Alvo Dumbledore estava uma pilha de nervos. Harry Potter continuava desaparecido, e só ele sabia da importância daquele garoto para o mundo mágico em eventos ainda por vir. Nenhuma pista, nenhum indício sobre onde o menino poderia estar escondido. Se ele não participasse da prova, tudo estaria perdido, todos os seus planos ruiriam, e Voldemort teria caminho aberto para impor seu julgo sobre o mundo mágico. Mesmo que o garoto aparecesse, despreparado, angustiado e sem saber o que o esperar daquela prova, ele estaria correndo sério risco de não sobreviver, e a situação seria igualmente catastrófica.

Caminhando junto com os demais juízes do Torneio para a tenda dos campeões, as esperanças de Alvo estavam em um mínimo histórico. No interior do castelo e por todo caminho até o estádio ele dispusera todos os elementos à sua disposição para tentar localizar o menino, novamente sem sucesso. Não é para menos que o velho mago foi incapaz de esconder sua surpresa ao entrar na tenda dos campeões.
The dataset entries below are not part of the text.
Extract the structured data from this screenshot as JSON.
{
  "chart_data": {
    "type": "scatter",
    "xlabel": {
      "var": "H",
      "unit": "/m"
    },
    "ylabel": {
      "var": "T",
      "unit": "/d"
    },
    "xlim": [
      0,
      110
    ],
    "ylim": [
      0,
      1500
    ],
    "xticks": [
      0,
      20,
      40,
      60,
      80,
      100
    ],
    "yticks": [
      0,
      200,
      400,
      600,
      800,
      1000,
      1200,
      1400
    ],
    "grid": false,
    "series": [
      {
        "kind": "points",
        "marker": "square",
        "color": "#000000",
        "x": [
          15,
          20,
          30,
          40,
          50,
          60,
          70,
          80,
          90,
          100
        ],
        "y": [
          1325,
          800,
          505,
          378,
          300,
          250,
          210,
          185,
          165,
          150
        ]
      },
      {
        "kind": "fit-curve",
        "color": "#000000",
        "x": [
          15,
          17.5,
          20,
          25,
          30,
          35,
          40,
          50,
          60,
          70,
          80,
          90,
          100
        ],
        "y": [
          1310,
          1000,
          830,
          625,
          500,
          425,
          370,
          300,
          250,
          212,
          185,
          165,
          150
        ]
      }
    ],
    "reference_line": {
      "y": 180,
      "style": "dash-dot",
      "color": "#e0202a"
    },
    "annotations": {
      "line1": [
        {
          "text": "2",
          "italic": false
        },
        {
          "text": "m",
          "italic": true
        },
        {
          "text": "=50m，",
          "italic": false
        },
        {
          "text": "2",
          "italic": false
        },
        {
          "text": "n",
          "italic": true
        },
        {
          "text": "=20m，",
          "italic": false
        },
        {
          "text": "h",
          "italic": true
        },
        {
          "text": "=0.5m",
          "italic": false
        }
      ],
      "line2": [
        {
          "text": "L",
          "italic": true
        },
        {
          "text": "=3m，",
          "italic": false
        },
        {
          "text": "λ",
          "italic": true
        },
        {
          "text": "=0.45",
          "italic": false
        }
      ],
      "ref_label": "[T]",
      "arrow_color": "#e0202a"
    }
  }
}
Ali, isolado a um canto, estava a causa de todas as suas preocupações: Harry Potter finalmente reaparecera!

"Harry, meu garoto, que bom vê-lo!" disse o diretor ao garoto, mas não recebeu nenhuma resposta nem pôde prosseguir, porque Ludo Bagman já iniciava o processo de seleção das tarefas de cada competidor.

Harry, deixado por último, nem se preocupou em se aproximar de Bagman.

"Okay, número quatro e o Rabo-córneo Húngaro. Pode ficar com seu brinquedinho" disse ele voltando para o fundo da tenda, colocando o máximo de pessoas entre ele e Dumbledore.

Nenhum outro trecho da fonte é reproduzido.